Kepala Kampung Merabu Asrani, turut berkomentar soal pemangkasan dana desa.

Asrani mengatakan dengan pemangkasan Dana Desa berarti pihaknya harus menyesuaikan.

Ia mengaku tidak terlalu mengambil pusing dan cukup mengikuti aturan pemerintah pusat.

“Jadi apa pun yang mereka putuskan ya kita ikuti aja,” ungkapnya kepada Berauterkini.co.id.

“Jadi tidak perlu kita pusing itu, jadi seberapa dana yang ada ya kita laksanakan,” ucapnya.

Jalan tanah kuning yang licin setelah diguyur hujan membuatnya sulit dilalui ketika hendak menuju Kampung Merabu, Kecamatan Kelay. (Sulaiman/BT)
Jalan tanah kuning yang licin setelah diguyur hujan membuatnya sulit dilalui ketika hendak menuju Kampung Merabu, Kecamatan Kelay. (Sulaiman/BT)
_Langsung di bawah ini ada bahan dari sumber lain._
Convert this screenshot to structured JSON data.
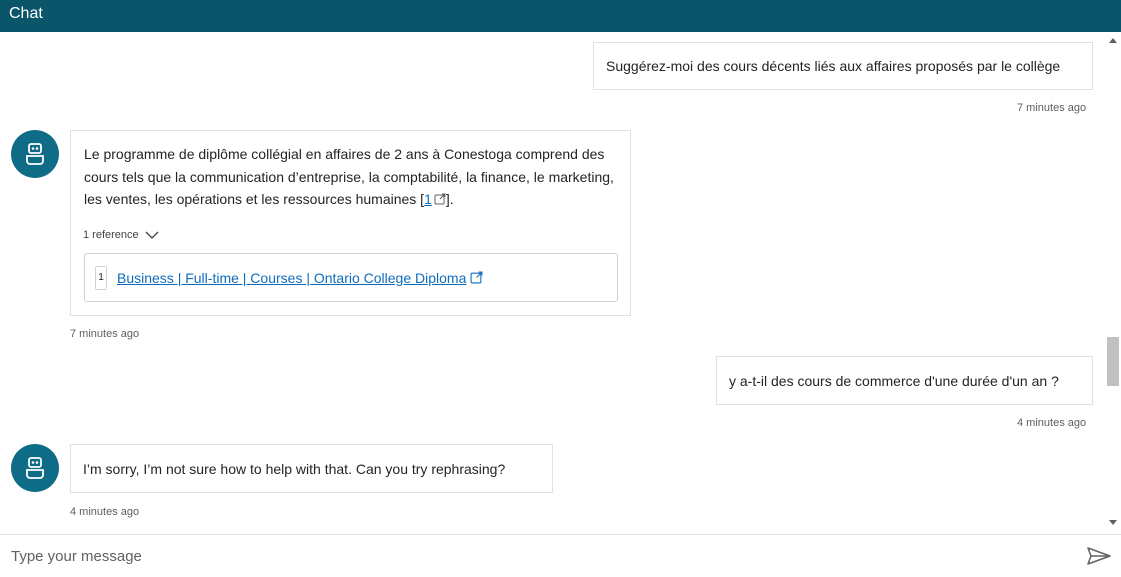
{
  "header": {
    "title": "Chat"
  },
  "messages": [
    {
      "role": "user",
      "text": "Suggérez-moi des cours décents liés aux affaires proposés par le collège",
      "time": "7 minutes ago"
    },
    {
      "role": "bot",
      "text": "Le programme de diplôme collégial en affaires de 2 ans à Conestoga comprend des cours tels que la communication d’entreprise, la comptabilité, la finance, le marketing, les ventes, les opérations et les ressources humaines ",
      "citation": "1",
      "after": "].",
      "ref_toggle": "1 reference",
      "reference": {
        "index": "1",
        "title": "Business | Full-time | Courses | Ontario College Diploma"
      },
      "time": "7 minutes ago"
    },
    {
      "role": "user",
      "text": "y a-t-il des cours de commerce d'une durée d'un an ?",
      "time": "4 minutes ago"
    },
    {
      "role": "bot",
      "text": "I’m sorry, I’m not sure how to help with that. Can you try rephrasing?",
      "time": "4 minutes ago"
    }
  ],
  "input": {
    "placeholder": "Type your message"
  },
  "icons": {
    "avatar": "bot-icon",
    "send": "send-icon",
    "external": "external-link-icon",
    "toggle": "chevron-down-icon"
  },
  "colors": {
    "header": "#0b556a",
    "avatar": "#0e6c86",
    "link": "#0f6cbd"
  }
}
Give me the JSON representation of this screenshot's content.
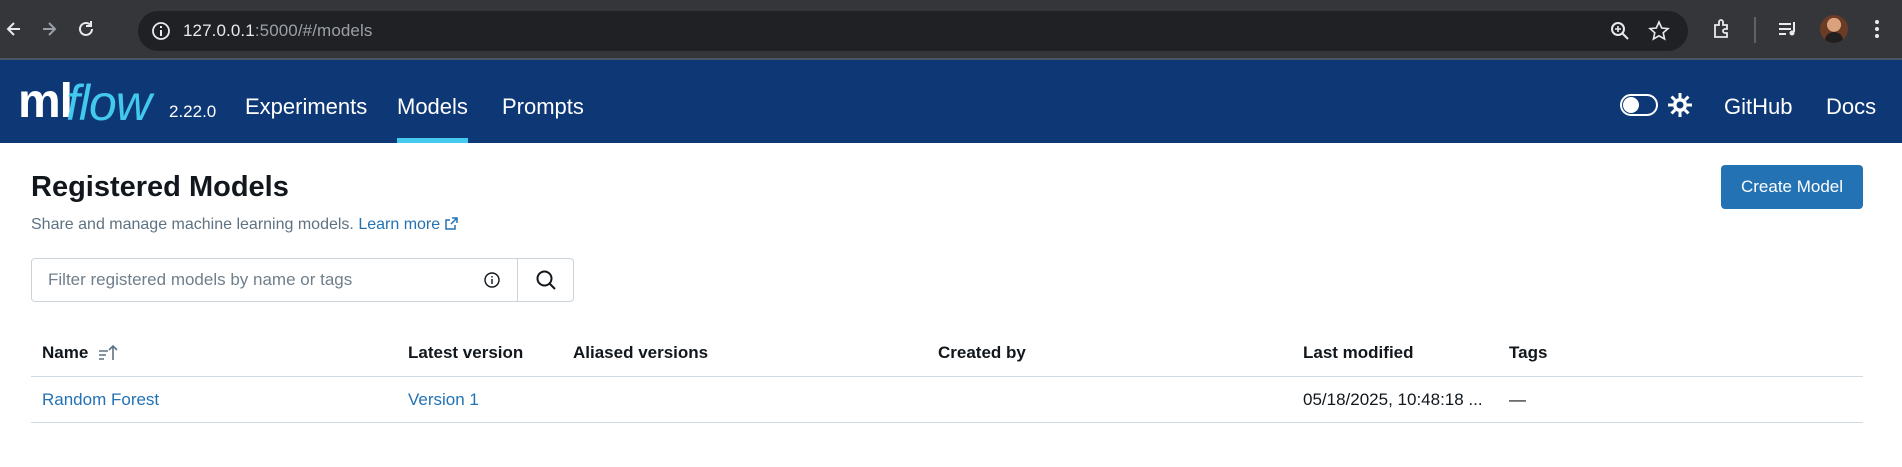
{
  "browser": {
    "url_host": "127.0.0.1",
    "url_path": ":5000/#/models"
  },
  "header": {
    "logo_ml": "ml",
    "logo_flow": "flow",
    "version": "2.22.0",
    "nav": [
      {
        "label": "Experiments"
      },
      {
        "label": "Models"
      },
      {
        "label": "Prompts"
      }
    ],
    "active_nav": "Models",
    "github_label": "GitHub",
    "docs_label": "Docs"
  },
  "page": {
    "title": "Registered Models",
    "subtitle": "Share and manage machine learning models.",
    "learn_more": "Learn more",
    "create_button": "Create Model"
  },
  "search": {
    "placeholder": "Filter registered models by name or tags",
    "value": ""
  },
  "table": {
    "columns": [
      {
        "label": "Name"
      },
      {
        "label": "Latest version"
      },
      {
        "label": "Aliased versions"
      },
      {
        "label": "Created by"
      },
      {
        "label": "Last modified"
      },
      {
        "label": "Tags"
      }
    ],
    "rows": [
      {
        "name": "Random Forest",
        "latest_version": "Version 1",
        "aliased_versions": "",
        "created_by": "",
        "last_modified": "05/18/2025, 10:48:18 ...",
        "tags": "—"
      }
    ]
  },
  "colors": {
    "header_bg": "#0e3875",
    "accent": "#43c9ed",
    "primary": "#2272b4"
  }
}
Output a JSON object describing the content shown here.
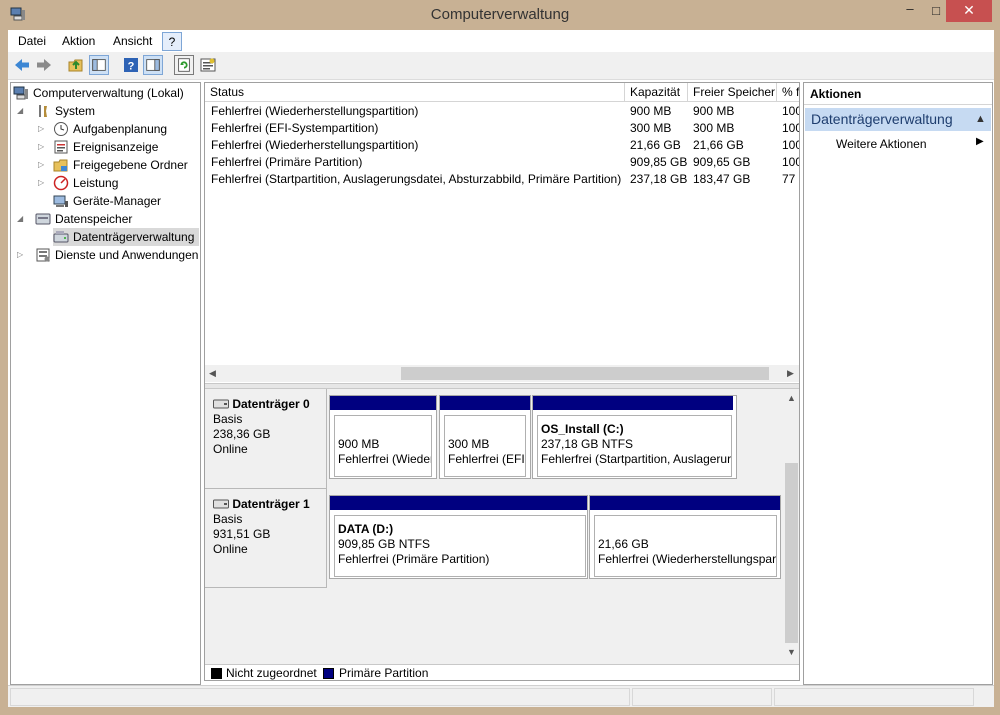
{
  "window": {
    "title": "Computerverwaltung"
  },
  "titlebar": {
    "minimize": "–",
    "maximize": "□",
    "close": "✕"
  },
  "menu": [
    "Datei",
    "Aktion",
    "Ansicht",
    "?"
  ],
  "toolbar_icons": [
    "back-arrow-icon",
    "forward-arrow-icon",
    "up-folder-icon",
    "show-hide-tree-icon",
    "help-icon",
    "show-hide-action-pane-icon",
    "refresh-icon",
    "properties-icon"
  ],
  "tree": {
    "root": "Computerverwaltung (Lokal)",
    "system": "System",
    "system_items": [
      "Aufgabenplanung",
      "Ereignisanzeige",
      "Freigegebene Ordner",
      "Leistung",
      "Geräte-Manager"
    ],
    "storage": "Datenspeicher",
    "storage_items": [
      "Datenträgerverwaltung"
    ],
    "services": "Dienste und Anwendungen"
  },
  "volumes": {
    "columns": [
      "Status",
      "Kapazität",
      "Freier Speicher",
      "% f"
    ],
    "rows": [
      {
        "status": "Fehlerfrei (Wiederherstellungspartition)",
        "capacity": "900 MB",
        "free": "900 MB",
        "pct": "100"
      },
      {
        "status": "Fehlerfrei (EFI-Systempartition)",
        "capacity": "300 MB",
        "free": "300 MB",
        "pct": "100"
      },
      {
        "status": "Fehlerfrei (Wiederherstellungspartition)",
        "capacity": "21,66 GB",
        "free": "21,66 GB",
        "pct": "100"
      },
      {
        "status": "Fehlerfrei (Primäre Partition)",
        "capacity": "909,85 GB",
        "free": "909,65 GB",
        "pct": "100"
      },
      {
        "status": "Fehlerfrei (Startpartition, Auslagerungsdatei, Absturzabbild, Primäre Partition)",
        "capacity": "237,18 GB",
        "free": "183,47 GB",
        "pct": "77 '"
      }
    ]
  },
  "disks": [
    {
      "name": "Datenträger 0",
      "type": "Basis",
      "size": "238,36 GB",
      "state": "Online",
      "partitions": [
        {
          "title": "",
          "size": "900 MB",
          "desc": "Fehlerfrei (Wieder"
        },
        {
          "title": "",
          "size": "300 MB",
          "desc": "Fehlerfrei (EFI-"
        },
        {
          "title": "OS_Install  (C:)",
          "size": "237,18 GB NTFS",
          "desc": "Fehlerfrei (Startpartition, Auslagerur"
        }
      ]
    },
    {
      "name": "Datenträger 1",
      "type": "Basis",
      "size": "931,51 GB",
      "state": "Online",
      "partitions": [
        {
          "title": "DATA  (D:)",
          "size": "909,85 GB NTFS",
          "desc": "Fehlerfrei (Primäre Partition)"
        },
        {
          "title": "",
          "size": "21,66 GB",
          "desc": "Fehlerfrei (Wiederherstellungspar"
        }
      ]
    }
  ],
  "legend": [
    {
      "label": "Nicht zugeordnet",
      "color": "#000000"
    },
    {
      "label": "Primäre Partition",
      "color": "#000080"
    }
  ],
  "actions": {
    "header": "Aktionen",
    "section": "Datenträgerverwaltung",
    "more": "Weitere Aktionen"
  },
  "colors": {
    "partition_bar": "#000080",
    "action_section": "#c6daf2",
    "close_button": "#c75050"
  }
}
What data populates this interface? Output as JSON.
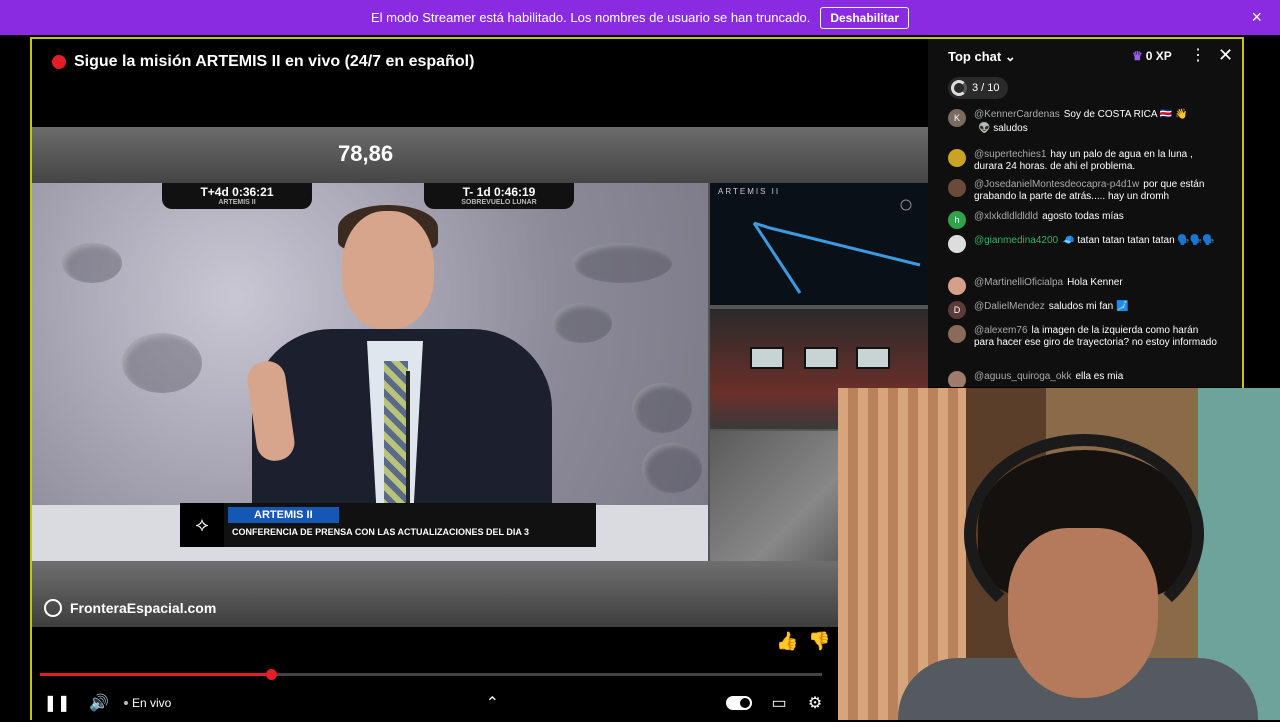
{
  "banner": {
    "message": "El modo Streamer está habilitado. Los nombres de usuario se han truncado.",
    "button_label": "Deshabilitar",
    "close_icon": "×"
  },
  "player": {
    "title": "Sigue la misión ARTEMIS II en vivo (24/7 en español)",
    "counter": "78,86",
    "clock_left": {
      "time": "T+4d 0:36:21",
      "caption": "ARTEMIS II"
    },
    "clock_right": {
      "time": "T- 1d 0:46:19",
      "caption": "SOBREVUELO LUNAR"
    },
    "lower_third": {
      "tag": "ARTEMIS II",
      "subtitle": "CONFERENCIA DE PRENSA CON LAS ACTUALIZACIONES DEL DIA 3"
    },
    "side_feed_label": "ARTEMIS II",
    "watermark": "FronteraEspacial.com",
    "progress": 0.295,
    "live_label": "En vivo",
    "colors": {
      "live": "#e21f26",
      "banner": "#8a2be2",
      "frame": "#c8c800"
    }
  },
  "chat": {
    "header": "Top chat",
    "xp": "0 XP",
    "goal": "3 / 10",
    "messages": [
      {
        "author": "@KennerCardenas",
        "text": "Soy de COSTA RICA 🇨🇷 👋",
        "initial": "K",
        "color": "#7a6a60"
      },
      {
        "author": "",
        "text": "👽 saludos",
        "initial": "",
        "color": "transparent"
      },
      {
        "author": "@supertechies1",
        "text": "hay un palo de agua en la luna , durara 24 horas. de ahi el problema.",
        "initial": "",
        "color": "#c9a227"
      },
      {
        "author": "@JosedanielMontesdeocapra-p4d1w",
        "text": "por que están grabando la parte de atrás..... hay un dromh",
        "initial": "",
        "color": "#6a4a3a"
      },
      {
        "author": "@xlxkdldldldld",
        "text": "agosto todas mías",
        "initial": "h",
        "color": "#2fa34a"
      },
      {
        "author": "@gianmedina4200",
        "text": "🧢 tatan tatan tatan tatan 🗣️🗣️🗣️",
        "initial": "",
        "color": "#dddddd",
        "green": true
      },
      {
        "author": "@MartinelliOficialpa",
        "text": "Hola Kenner",
        "initial": "",
        "color": "#d4a08a"
      },
      {
        "author": "@DalielMendez",
        "text": "saludos mi fan 🗾",
        "initial": "D",
        "color": "#5a3a3a"
      },
      {
        "author": "@alexem76",
        "text": "la imagen de la izquierda como harán para hacer ese giro de trayectoria? no estoy informado",
        "initial": "",
        "color": "#8a6a5a"
      },
      {
        "author": "@aguus_quiroga_okk",
        "text": "ella es mia",
        "initial": "",
        "color": "#a07a6a"
      }
    ]
  }
}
Menurutnya, dengan pemangkasan Dana Desa dan keterbatasan anggaran maka pihaknya tidak bisa memaksakan bahwa suatu program harus diselesaikan pada tahun itu jika memang tidak adanya dana.

“Kita nyesuaikan aja jadi nda perlu terlalu apa kayak orang itu sampai urat uratnya keluar semua,” ucapnya.

Menurutnya, pemangkasan Dana Desa berpengaruh pada program yang seharusnya bisa dilakukan di tahun akan datang jadi tertunda.

Kampung Merabu mempunyai program setiap tahun, yaitu pembangunan rumah sehat yang sudah mencapai 6 unit.

“Jadi kalau tahun besok nda ada duitnya ya kita stop dulu kan,” katanya.

Untuk menambah penghasilan desa, dirinya mengatakan harus menggali perkiraan yang bisa dikaitkan dalam hal kerja sama, seperti BUMK, kegiatan-kegiatan kebun, usaha-usaha dan tahun ini rencananya akan dibangun pasar.

“Rencana saya kan tahun depan ini kan tadi memberikan permodalan sudah,” ucapnya.

Pihaknya menyiapkan hal-hal yang sifatnya memang dibutuhkan oleh rakyat, seperti jalanan yang memang banyak membutuhkan semenisasi.

Ia berharap ke depannya pembangunan di kampung-kampung juga perlu dijadikan perhatian.

“Kalau dana desanya malah tidak dikeluarkan, dipotong, artinya kan kita stagnan tuh,” tutupnya.